Uma equipe de pesquisadores, formada por Maselli e o coautor do estudo Andrew Moore, especialista em sedimentologia do Earlham College em Richmond, Indiana, visitou o local em 2017 para colher mais amostras de sedimentos. Eles estavam em uma corrida contra o tempo. A Universidade de Dar es Salaam havia iniciado obras para fazer viveiros de peixes a fim de ensinar aquicultura, destruindo parte do sítio arqueológico no processo. Os pesquisadores cavaram suas trincheiras nas margens das lagoas e coletaram tudo o que conseguiram. “Dentro de três meses, talvez menos, eles começariam a encher aquelas lagoas com água”, diz Moore. “Parte do processo envolveu geologia de resgate.”

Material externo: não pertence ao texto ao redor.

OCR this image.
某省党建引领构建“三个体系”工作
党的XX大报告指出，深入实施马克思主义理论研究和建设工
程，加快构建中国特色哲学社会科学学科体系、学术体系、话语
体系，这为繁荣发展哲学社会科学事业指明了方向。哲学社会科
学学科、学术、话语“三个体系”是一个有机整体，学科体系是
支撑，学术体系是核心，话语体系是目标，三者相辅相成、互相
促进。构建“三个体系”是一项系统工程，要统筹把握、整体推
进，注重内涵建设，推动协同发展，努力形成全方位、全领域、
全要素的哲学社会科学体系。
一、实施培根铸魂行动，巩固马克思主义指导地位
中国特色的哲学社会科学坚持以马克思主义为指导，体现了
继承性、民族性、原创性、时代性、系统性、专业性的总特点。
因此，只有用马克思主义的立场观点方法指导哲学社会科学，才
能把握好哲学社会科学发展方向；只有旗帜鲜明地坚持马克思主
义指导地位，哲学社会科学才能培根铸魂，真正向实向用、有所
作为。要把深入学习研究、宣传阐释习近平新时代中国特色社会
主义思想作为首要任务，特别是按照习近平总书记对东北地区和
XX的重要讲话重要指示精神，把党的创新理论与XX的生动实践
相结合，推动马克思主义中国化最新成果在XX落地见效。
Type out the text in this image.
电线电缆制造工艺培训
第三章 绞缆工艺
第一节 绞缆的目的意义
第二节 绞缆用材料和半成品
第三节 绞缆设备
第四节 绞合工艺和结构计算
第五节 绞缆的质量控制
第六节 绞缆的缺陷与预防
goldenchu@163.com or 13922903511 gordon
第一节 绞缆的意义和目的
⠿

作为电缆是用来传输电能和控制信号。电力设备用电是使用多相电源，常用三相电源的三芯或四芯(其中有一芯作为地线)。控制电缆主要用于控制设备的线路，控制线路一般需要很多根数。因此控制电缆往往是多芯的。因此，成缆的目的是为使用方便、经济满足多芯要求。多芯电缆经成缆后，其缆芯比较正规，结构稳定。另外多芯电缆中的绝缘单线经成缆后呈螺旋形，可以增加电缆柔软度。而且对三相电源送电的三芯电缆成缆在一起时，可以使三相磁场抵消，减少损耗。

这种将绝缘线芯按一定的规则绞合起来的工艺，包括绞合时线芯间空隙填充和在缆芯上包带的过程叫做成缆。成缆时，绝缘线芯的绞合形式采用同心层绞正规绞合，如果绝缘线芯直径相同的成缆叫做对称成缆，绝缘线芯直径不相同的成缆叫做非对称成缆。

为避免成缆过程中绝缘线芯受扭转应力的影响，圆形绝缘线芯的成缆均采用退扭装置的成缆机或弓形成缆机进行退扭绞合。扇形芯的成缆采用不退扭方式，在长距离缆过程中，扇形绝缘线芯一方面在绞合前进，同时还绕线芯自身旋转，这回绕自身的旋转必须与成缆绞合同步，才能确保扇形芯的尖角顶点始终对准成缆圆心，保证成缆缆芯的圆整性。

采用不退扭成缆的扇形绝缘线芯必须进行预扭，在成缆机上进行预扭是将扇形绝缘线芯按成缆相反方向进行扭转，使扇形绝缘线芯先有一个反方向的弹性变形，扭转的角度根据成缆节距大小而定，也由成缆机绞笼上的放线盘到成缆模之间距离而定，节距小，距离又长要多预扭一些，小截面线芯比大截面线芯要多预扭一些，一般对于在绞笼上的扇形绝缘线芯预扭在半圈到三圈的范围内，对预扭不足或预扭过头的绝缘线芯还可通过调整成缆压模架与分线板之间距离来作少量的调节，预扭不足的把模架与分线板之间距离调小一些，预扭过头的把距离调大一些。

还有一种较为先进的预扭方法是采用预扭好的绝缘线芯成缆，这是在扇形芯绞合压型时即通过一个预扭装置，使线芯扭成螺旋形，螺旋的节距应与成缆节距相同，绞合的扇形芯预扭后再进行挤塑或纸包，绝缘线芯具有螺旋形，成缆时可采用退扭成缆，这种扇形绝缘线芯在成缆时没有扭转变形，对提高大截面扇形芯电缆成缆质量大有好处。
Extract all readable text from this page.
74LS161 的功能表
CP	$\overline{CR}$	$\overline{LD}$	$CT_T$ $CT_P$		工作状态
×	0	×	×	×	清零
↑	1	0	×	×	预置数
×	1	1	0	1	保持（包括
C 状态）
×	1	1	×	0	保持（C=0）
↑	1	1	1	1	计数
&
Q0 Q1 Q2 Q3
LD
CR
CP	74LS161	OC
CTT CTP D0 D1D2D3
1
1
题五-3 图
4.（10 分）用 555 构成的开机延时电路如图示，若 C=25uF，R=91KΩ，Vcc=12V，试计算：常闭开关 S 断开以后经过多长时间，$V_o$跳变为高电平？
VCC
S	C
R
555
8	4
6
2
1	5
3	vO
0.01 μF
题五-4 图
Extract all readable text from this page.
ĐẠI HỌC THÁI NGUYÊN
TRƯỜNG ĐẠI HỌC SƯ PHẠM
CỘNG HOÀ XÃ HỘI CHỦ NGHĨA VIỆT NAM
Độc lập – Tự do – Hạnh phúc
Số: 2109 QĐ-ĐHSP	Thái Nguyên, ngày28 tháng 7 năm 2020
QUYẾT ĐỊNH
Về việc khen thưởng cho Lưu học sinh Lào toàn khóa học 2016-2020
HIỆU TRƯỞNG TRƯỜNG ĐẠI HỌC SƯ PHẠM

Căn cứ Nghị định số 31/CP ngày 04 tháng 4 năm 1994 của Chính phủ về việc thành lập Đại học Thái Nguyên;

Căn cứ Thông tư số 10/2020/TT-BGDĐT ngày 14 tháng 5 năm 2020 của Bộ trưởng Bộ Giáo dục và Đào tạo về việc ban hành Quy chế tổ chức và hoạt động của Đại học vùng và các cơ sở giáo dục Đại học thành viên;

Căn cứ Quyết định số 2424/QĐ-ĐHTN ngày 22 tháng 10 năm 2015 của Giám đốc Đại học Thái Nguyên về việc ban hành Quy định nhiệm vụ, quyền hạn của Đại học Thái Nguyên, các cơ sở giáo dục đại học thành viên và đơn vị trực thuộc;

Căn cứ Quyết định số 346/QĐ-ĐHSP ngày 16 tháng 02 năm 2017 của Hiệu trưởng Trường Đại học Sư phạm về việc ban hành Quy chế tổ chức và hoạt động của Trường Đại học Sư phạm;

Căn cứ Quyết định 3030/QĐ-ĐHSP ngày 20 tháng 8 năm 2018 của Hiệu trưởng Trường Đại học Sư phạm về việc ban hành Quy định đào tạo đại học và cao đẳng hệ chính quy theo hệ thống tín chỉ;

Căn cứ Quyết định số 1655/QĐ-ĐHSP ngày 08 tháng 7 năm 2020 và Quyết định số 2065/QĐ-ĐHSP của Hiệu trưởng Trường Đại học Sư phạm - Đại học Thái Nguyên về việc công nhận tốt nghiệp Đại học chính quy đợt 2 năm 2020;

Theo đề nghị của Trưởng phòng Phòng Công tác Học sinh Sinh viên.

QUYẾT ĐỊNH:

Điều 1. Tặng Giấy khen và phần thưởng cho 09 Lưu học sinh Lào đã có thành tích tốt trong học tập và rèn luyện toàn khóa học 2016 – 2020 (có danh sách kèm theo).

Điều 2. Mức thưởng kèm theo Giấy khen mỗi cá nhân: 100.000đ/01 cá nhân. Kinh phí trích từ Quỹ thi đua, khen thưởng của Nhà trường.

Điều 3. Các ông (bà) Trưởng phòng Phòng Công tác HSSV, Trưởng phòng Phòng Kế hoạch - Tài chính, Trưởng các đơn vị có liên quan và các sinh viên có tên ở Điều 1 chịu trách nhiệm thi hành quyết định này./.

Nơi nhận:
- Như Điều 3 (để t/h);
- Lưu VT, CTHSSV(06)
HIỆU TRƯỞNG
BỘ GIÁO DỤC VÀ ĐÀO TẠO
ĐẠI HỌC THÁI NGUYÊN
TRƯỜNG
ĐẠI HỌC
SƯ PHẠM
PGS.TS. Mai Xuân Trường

A areia que enterrava a vila continha restos de peixes, roedores, pássaros, anfíbios e até conchas de pequenos moluscos marinhos — um sinal de que a água havia saído do Oceano Índico, a vários quilômetros de distância. E onde quer que os pesquisadores cavassem, eles continuavam encontrando mais ossos humanos. “Às vezes, éramos envolvidos pela emoção — precisávamos pensar na ciência, mas, ao mesmo tempo, estávamos trabalhando com pessoas que morreram lá”, diz Maselli.
A datação por radiocarbono de carvão e ossos nos depósitos confirmou que o evento de inundação ocorreu há cerca de mil anos. Os depósitos de tsunami ao redor do Oceano Índico também datam da época, sugerindo que um evento semelhante em escala e intensidade ao tsunami de 2004 ocorreu um milênio atrás.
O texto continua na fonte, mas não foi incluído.